Airline's address is a barMajor issues regarding a company bidding to provide Essential Air Service at the Dickinson Airport, only one of which is the airline being headquartered in a bar, were discussed at the Airport Authority Board’s monthly meeting Tuesday.
By: John Odermann The Dickinson Press, Worthington Daily Globe
DICKINSON - Major issues regarding a company bidding to provide Essential Air Service at the Dickinson Airport, only one of which is the airline being headquartered in a bar, were discussed at the Airport Authority Board’s monthly meeting Tuesday.
The Department of Transportation is considering bids from Dickinson’s current EAS service provider, Great Lakes Airlines, and a new airline, Sovereign Air. Sovereign Air’s bid came in at nearly $700,000 less than Great Lakes’ bid and has been the cause of concern to the board.
“It’s no great secret that Sovereign Air has got multiple problems with their proposal,” said Jon Frantsvog, board vice president.
Airport Authority Board President Tom Reichert said officials from the DOT have informed him that the Sovereign Air bid may not be legitimate bid, but added there is still reason for concern because that hasn’t been announced to anyone if it is the case.

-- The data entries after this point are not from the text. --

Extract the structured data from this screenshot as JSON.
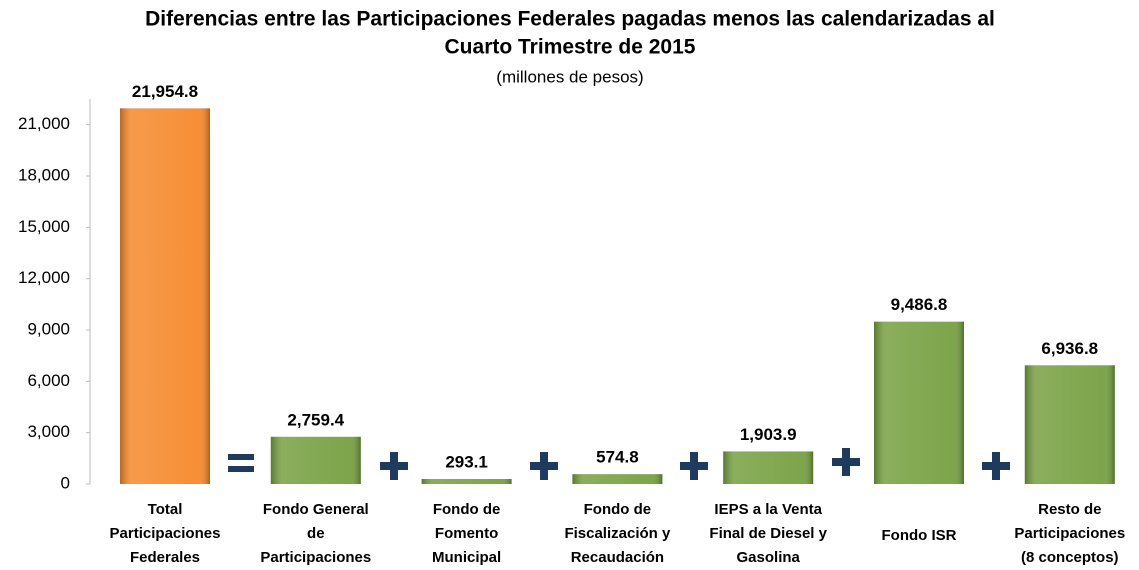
{
  "chart_data": {
    "type": "bar",
    "title": [
      "Diferencias entre las Participaciones Federales pagadas menos las calendarizadas al",
      "Cuarto Trimestre de 2015"
    ],
    "subtitle": "(millones de pesos)",
    "categories": [
      [
        "Total",
        "Participaciones",
        "Federales"
      ],
      [
        "Fondo General",
        "de",
        "Participaciones"
      ],
      [
        "Fondo de",
        "Fomento",
        "Municipal"
      ],
      [
        "Fondo de",
        "Fiscalización y",
        "Recaudación"
      ],
      [
        "IEPS a la Venta",
        "Final de Diesel y",
        "Gasolina"
      ],
      [
        "Fondo ISR"
      ],
      [
        "Resto de",
        "Participaciones",
        "(8 conceptos)"
      ]
    ],
    "values": [
      21954.8,
      2759.4,
      293.1,
      574.8,
      1903.9,
      9486.8,
      6936.8
    ],
    "value_labels": [
      "21,954.8",
      "2,759.4",
      "293.1",
      "574.8",
      "1,903.9",
      "9,486.8",
      "6,936.8"
    ],
    "colors": [
      "#f5892c",
      "#76a041",
      "#76a041",
      "#76a041",
      "#76a041",
      "#76a041",
      "#76a041"
    ],
    "ylim": [
      0,
      22500
    ],
    "yticks": [
      0,
      {
        "value": 3000,
        "label": "3,000"
      },
      {
        "value": 6000,
        "label": "6,000"
      },
      {
        "value": 9000,
        "label": "9,000"
      },
      {
        "value": 12000,
        "label": "12,000"
      },
      {
        "value": 15000,
        "label": "15,000"
      },
      {
        "value": 18000,
        "label": "18,000"
      },
      {
        "value": 21000,
        "label": "21,000"
      }
    ],
    "grid": false
  }
}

Frantsvog said he can’t see how the DOT would award the EAS to an unproven entity, especially with issues as glaring as those in the Sovereign Air bid.
“I can’t for the life of me imagine how the DOT, in good conscious, could award to somebody who doesn’t even hold a part 121 certificate, who doesn’t own an aircraft, who is unable to produce a bankable financing plan,” Frantsvog said. A part 121 certificate verifies the airline is certified to provide regularly-scheduled air service.
Reichert said the fact that Sovereign Air doesn’t have any real background is disturbing.
“We don’t know that it’s anything more than a name and a dream,” Reichert said.
Adding to the difficulty in the board taking the bid seriously is airport manager Matthew Remynse informed them that according to their corporation certificate the airline is headquartered out of the Tomahawk Bar in Belcourt.
“The address is the Tomahawk Bar in Belcourt? The whole thing is ludicrous,” Reichert said.
Reichert informed the board the DOT hopes to announce its decision on Nov. 1.
Frantsvog said in order to ensure the DOT makes the right decision it may be necessary more comments are sent by local leaders expressing support for Great Lakes continuing as the EAS provider.
He said the DOT “needs to know and appreciate the depth and the breadth that both Williston and Dickinson, the depth of appreciation that we have in our partner and relationship with Great Lakes.”